Methods: All patients with non-small cell lung cancer who had an initial FDP-PET scan staging with tissue biopsy, neoadjuvant chemotherapy, repeat FDP-PET scanning, and repeat biopsies were prospectively studied.
Results: There were 34 patients (24 men; median age, 64 years). Eleven patients had N2 disease, and 7 had N1 disease. Twenty-seven patients received chemotherapy, and 7 patients received chemotherapy and radiation. All but 9 patients underwent resection. Statistical analysis showed FDP-PET scanning to be more specific (P < .0001), to have a higher positive predictive value (P = .0018), and to have a higher negative predictive value (P < .0001) than computed tomographic scanning for predicting residual tumor at the primary site. FDP-PET scanning was more sensitive (P < .0001) and more accurate (P < .0001), had a higher positive predictive value (P < .0001), and had a higher negative predictive value (P = .0002) than computed tomographic scanning for paratracheal nodes (number 2 and 4 lymph nodes).
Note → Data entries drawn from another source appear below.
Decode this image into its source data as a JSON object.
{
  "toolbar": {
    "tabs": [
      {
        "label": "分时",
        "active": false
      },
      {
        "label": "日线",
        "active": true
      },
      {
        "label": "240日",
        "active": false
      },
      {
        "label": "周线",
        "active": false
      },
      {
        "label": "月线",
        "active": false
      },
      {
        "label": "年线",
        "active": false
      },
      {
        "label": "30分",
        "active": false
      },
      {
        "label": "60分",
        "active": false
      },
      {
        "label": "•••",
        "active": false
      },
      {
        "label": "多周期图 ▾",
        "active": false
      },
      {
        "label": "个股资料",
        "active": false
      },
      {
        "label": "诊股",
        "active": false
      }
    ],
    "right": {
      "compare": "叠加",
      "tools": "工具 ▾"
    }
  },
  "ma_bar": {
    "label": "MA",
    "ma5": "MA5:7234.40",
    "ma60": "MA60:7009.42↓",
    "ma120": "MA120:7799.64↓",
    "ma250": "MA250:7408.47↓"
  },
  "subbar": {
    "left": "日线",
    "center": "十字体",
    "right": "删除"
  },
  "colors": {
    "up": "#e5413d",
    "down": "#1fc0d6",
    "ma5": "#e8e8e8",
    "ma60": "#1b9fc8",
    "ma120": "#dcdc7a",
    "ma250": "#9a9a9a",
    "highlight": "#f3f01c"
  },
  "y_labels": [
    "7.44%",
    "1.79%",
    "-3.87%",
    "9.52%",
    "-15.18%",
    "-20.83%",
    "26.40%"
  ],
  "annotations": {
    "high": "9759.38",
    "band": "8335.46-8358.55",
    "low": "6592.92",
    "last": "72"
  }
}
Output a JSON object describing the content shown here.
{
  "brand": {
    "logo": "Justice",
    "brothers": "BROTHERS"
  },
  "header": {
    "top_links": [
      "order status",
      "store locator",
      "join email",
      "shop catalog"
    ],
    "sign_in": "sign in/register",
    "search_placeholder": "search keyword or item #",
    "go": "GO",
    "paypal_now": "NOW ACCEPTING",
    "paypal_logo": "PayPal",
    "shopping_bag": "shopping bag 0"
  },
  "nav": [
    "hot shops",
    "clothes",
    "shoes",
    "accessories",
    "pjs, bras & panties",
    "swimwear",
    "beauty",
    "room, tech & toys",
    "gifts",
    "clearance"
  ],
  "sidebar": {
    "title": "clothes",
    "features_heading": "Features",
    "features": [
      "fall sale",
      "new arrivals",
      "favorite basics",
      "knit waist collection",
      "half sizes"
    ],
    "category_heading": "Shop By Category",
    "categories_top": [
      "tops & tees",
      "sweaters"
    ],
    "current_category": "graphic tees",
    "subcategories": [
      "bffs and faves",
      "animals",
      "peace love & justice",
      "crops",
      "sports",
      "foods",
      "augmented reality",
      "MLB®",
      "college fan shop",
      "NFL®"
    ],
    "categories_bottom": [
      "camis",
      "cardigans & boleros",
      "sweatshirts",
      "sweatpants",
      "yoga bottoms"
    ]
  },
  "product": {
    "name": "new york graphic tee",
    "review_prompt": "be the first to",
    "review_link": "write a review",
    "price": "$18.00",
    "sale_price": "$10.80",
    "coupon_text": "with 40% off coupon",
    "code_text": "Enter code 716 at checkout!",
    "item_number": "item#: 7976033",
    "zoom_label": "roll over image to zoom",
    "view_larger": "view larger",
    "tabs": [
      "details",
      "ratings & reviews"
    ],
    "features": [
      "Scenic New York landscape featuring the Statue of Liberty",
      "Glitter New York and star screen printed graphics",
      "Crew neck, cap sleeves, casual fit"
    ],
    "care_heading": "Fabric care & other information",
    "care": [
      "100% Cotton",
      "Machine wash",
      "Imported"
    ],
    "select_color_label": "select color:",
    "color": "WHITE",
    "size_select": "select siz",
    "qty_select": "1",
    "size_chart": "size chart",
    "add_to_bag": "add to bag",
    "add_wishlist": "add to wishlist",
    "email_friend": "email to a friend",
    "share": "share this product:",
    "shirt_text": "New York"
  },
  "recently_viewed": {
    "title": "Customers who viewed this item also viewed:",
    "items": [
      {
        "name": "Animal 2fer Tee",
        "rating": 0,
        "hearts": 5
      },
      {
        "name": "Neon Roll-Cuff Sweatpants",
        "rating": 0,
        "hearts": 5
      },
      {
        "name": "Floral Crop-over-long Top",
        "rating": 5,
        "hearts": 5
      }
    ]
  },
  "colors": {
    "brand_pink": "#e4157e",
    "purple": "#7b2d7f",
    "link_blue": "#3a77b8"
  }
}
FDP-PET scanning had a higher positive predictive value (P < .0001) than computed tomographic scanning for the other N2 (numbers 5, 6, 7, 8, and 9) lymph nodes.
Conclusions: Repeat FDP-PET scanning is more specific and has a higher positive predictive value and negative predictive value than computed tomographic scanning for detecting residual tumor in the lung in patients with non-small cell lung cancer who have received preoperative chemotherapy. It is more sensitive and accurate for paratracheal N2 nodes as well. However, there is no significant difference in its detection of N1 lymph nodes.